Julien, deine neuen Arbeiten sehen viel abstrakter aus als die alten. Zumindest auf den ersten Blick. In meinen Augen changieren sie immer hin und her zwischen Figuration und Abstraktion. Man erkennt oft erst auf den zweiten Blick eine konkrete Figur. Aber zuvor waren deine Bilder doch eigentlich immer figurativ, oder?

Ja, richtig. Ich habe mich gefragt, warum male ich eigentlich figurativ? Also, zunächst mal, weil ich es gut kann. Das ist meine Komfortzone, wenn du so willst, weil ich es eben beherrsche. Körper zu zeichnen und so etwas, ist kein Problem. Aber ich finde es heute spannender, mich da heraus zu entwickeln. Ich will ja das Figurative nicht weiter perfektionieren und am Ende ein Hyperrealist werden, der letztlich nur wie ein Printer arbeitet. Wo ist da die Überraschung für dich selber?

Hast du aus dem Figurativen das Abstrakte entwickelt oder andersherum? Die aktuellen Arbeiten sehen so aus, als wenn das Figurative sich erst später als ein Layer über die abstrakte Grundierung legt.

Genau, heute arbeite ich so: Erstmal die Leinwände grundieren und im Nachhinein die Figur daraufsetzen. Aber vorher war es andersherum. Da war zunächst das Figurative da. Aber das limitiert dich auch wieder. Du denkst nicht mehr komplett frei, weil die Figur schon da ist. Und dann habe ich oft beim Malen befürchtet, ich könnte jetzt die Figur kaputt machen. Das begrenzt dich einfach zu sehr.

Weil das Konkrete immer schon da ist und zu viel vorgibt?

Ja, genau. Du musst anders herangehen, wenn du etwas verändern willst. Jetzt habe ich viel mehr Freiheiten, zur Figuration hinzugehen oder sie wegzulassen. Es geht darum, sich zurückzunehmen und darauf zu vertrauen, dass etwas Gutes da drinsteckt.
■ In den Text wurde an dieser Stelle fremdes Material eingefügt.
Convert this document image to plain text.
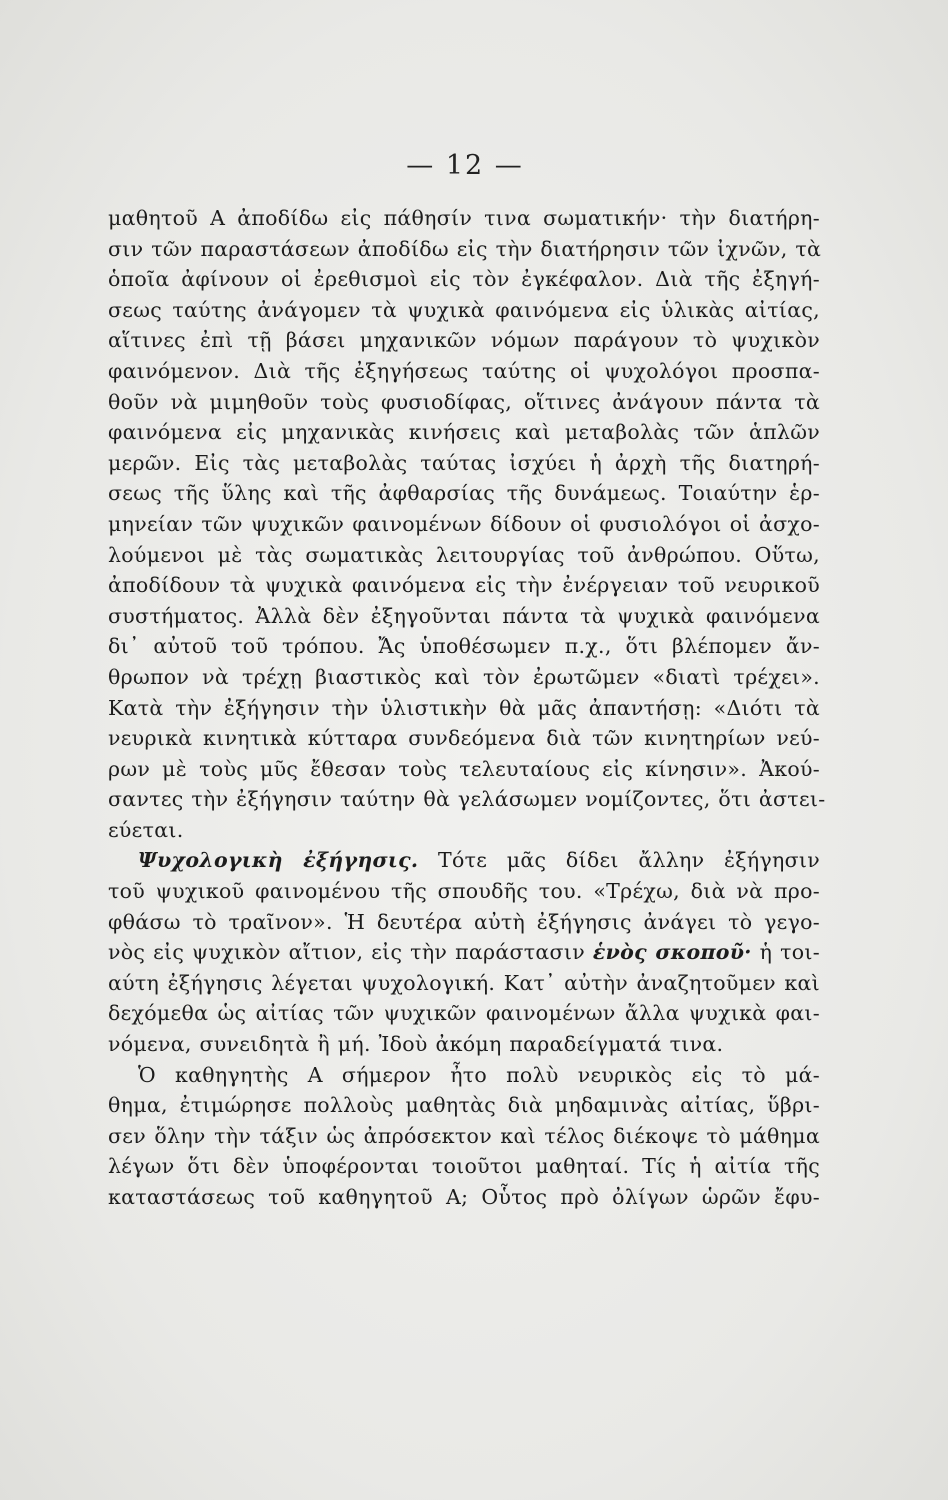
— 12 —
μαθητοῦ Α ἀποδίδω εἰς πάθησίν τινα σωματικήν· τὴν διατήρη-
σιν τῶν παραστάσεων ἀποδίδω εἰς τὴν διατήρησιν τῶν ἰχνῶν, τὰ
ὁποῖα ἀφίνουν οἱ ἐρεθισμοὶ εἰς τὸν ἐγκέφαλον. Διὰ τῆς ἐξηγή-
σεως ταύτης ἀνάγομεν τὰ ψυχικὰ φαινόμενα εἰς ὑλικὰς αἰτίας,
αἵτινες ἐπὶ τῇ βάσει μηχανικῶν νόμων παράγουν τὸ ψυχικὸν
φαινόμενον. Διὰ τῆς ἐξηγήσεως ταύτης οἱ ψυχολόγοι προσπα-
θοῦν νὰ μιμηθοῦν τοὺς φυσιοδίφας, οἵτινες ἀνάγουν πάντα τὰ
φαινόμενα εἰς μηχανικὰς κινήσεις καὶ μεταβολὰς τῶν ἁπλῶν
μερῶν. Εἰς τὰς μεταβολὰς ταύτας ἰσχύει ἡ ἀρχὴ τῆς διατηρή-
σεως τῆς ὕλης καὶ τῆς ἀφθαρσίας τῆς δυνάμεως. Τοιαύτην ἑρ-
μηνείαν τῶν ψυχικῶν φαινομένων δίδουν οἱ φυσιολόγοι οἱ ἀσχο-
λούμενοι μὲ τὰς σωματικὰς λειτουργίας τοῦ ἀνθρώπου. Οὕτω,
ἀποδίδουν τὰ ψυχικὰ φαινόμενα εἰς τὴν ἐνέργειαν τοῦ νευρικοῦ
συστήματος. Ἀλλὰ δὲν ἐξηγοῦνται πάντα τὰ ψυχικὰ φαινόμενα
δι᾽ αὐτοῦ τοῦ τρόπου. Ἄς ὑποθέσωμεν π.χ., ὅτι βλέπομεν ἄν-
θρωπον νὰ τρέχῃ βιαστικὸς καὶ τὸν ἐρωτῶμεν «διατὶ τρέχει».
Κατὰ τὴν ἐξήγησιν τὴν ὑλιστικὴν θὰ μᾶς ἀπαντήσῃ: «Διότι τὰ
νευρικὰ κινητικὰ κύτταρα συνδεόμενα διὰ τῶν κινητηρίων νεύ-
ρων μὲ τοὺς μῦς ἔθεσαν τοὺς τελευταίους εἰς κίνησιν». Ἀκού-
σαντες τὴν ἐξήγησιν ταύτην θὰ γελάσωμεν νομίζοντες, ὅτι ἀστει-
εύεται.
Ψυχολογικὴ ἐξήγησις. Τότε μᾶς δίδει ἄλλην ἐξήγησιν
τοῦ ψυχικοῦ φαινομένου τῆς σπουδῆς του. «Τρέχω, διὰ νὰ προ-
φθάσω τὸ τραῖνον». Ἡ δευτέρα αὐτὴ ἐξήγησις ἀνάγει τὸ γεγο-
νὸς εἰς ψυχικὸν αἴτιον, εἰς τὴν παράστασιν ἑνὸς σκοποῦ· ἡ τοι-
αύτη ἐξήγησις λέγεται ψυχολογική. Κατ᾽ αὐτὴν ἀναζητοῦμεν καὶ
δεχόμεθα ὡς αἰτίας τῶν ψυχικῶν φαινομένων ἄλλα ψυχικὰ φαι-
νόμενα, συνειδητὰ ἢ μή. Ἰδοὺ ἀκόμη παραδείγματά τινα.
Ὁ καθηγητὴς Α σήμερον ἦτο πολὺ νευρικὸς εἰς τὸ μά-
θημα, ἐτιμώρησε πολλοὺς μαθητὰς διὰ μηδαμινὰς αἰτίας, ὕβρι-
σεν ὅλην τὴν τάξιν ὡς ἀπρόσεκτον καὶ τέλος διέκοψε τὸ μάθημα
λέγων ὅτι δὲν ὑποφέρονται τοιοῦτοι μαθηταί. Τίς ἡ αἰτία τῆς
καταστάσεως τοῦ καθηγητοῦ Α; Οὗτος πρὸ ὀλίγων ὡρῶν ἔφυ-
Ich brauche ja vieles auch gar nicht von der Figur. Wenn du mehr offenlässt und nur an einigen Stellen konkret wirst, ist meist schon alles da, was du brauchst. Das ist viel poetischer und erzählt letztlich viel mehr.

Hier liegen einige Bilder vor uns, die eine interessante Grundierung haben. Wie entsteht die, also technisch?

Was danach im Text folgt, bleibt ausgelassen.